JAUME VIVES,
Empecé a escribir este artículo después de ver en redes un vídeo en el que aparecía el superior de una orden religiosa, vestido con hábito, hablando a cámara. La orden y el superior no vienen al caso ahora. El hecho que me interesa destacar aquí es que el religioso parecía haber adquirido el hábito para grabar el vídeo, como un elemento más de la escenografía.
Quizá sea muy osado por mi parte decir que podría reconocer a simple vista quién lleva el hábito hasta para dormir y quien se lo enfunda para saludar a los fieles una vez acabada la misa dominical, pero creo que hay elementos que dan algunas pistas.

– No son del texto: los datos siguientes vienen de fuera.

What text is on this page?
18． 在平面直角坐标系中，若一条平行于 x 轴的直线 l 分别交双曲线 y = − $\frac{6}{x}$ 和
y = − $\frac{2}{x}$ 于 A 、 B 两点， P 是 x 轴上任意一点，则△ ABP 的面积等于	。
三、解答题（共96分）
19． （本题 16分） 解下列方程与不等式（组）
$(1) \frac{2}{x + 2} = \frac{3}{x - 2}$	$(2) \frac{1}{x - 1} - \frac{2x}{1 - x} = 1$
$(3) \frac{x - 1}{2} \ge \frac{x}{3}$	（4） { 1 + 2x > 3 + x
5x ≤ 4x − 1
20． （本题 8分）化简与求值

No sé si el hábito hace al monje, lo que sí sé es que se hace uno con el monje. Se amolda a su cuerpo, se desluce con el sol, se arruga con el uso y se acartona con el sudor. Es como los trajes. Se nota quién lo lleva habitualmente y quién lo viste en ocasiones especiales. Es como si las buenas telas tuviesen una inteligencia que todavía no hemos conseguido descifrar, que logra que el tejido se haga uno con el cuerpo que lo viste siempre y con respeto y se haga extraño con el cuerpo que lo viste esporádicamente y sólo para figurar.
Y aunque el hábito se haga uno con el monje pero no haga al monje, es importante que lo vista. La mujer del César no sólo tiene que serlo, sino parecerlo. Y además, el hábito le ayuda a uno a recordar sus votos y a cumplirlos y es a la vez un botón de ayuda y un testimonio para el prójimo que lo observa.
Y aquí iba a dar por terminado el artículo pero, después de asistir a misa en un pueblecito de la Costa Brava, he creído conveniente escribir esta segunda parte, que aunque no cambia mi modo de ver el problema, me acerca a él con mayor humildad.
Allí había, en misa de diario, dos mujeres de edad avanzada que, aunque no llevaban hábito, no hacía falta ser muy avispado para adivinar que se trataba de dos monjas. Su estrategia de camuflaje había fracasado a todas luces. Sólo habían conseguido camuflar la orden religiosa a la que pertenecían. Pero, a pesar de todo, allí estaban, un miércoles, en misa.
Es verdad que podrían haber vestido el hábito y parecer lo que eran, pero también es verdad que estaban donde tenían que estar. Es decir, eran lo que tenían que ser: dos mujeres consagradas a Dios. Y eso es muy importante. Esas mujeres habían sido fieles, aunque de incógnito (o eso intentaban).
Tan es así que, estoy seguro de que el hábito tardaría escasos minutos en hacerse uno con ellas una vez lo vistieran, no porque el hábito haga al monje —que ya sabemos de sobra que no—, sino porque ellas ya son monjas y se amoldaría a su cuerpo como si lo hubieran vestido toda la vida.
Es muy importante parecer pero más importante aún ser. Y cuando uno es, que acabe pareciendo sólo es cuestión de tiempo. Porque, si de lo que hay en el corazón habla la boca, de lo que hay en el alma habla el porte.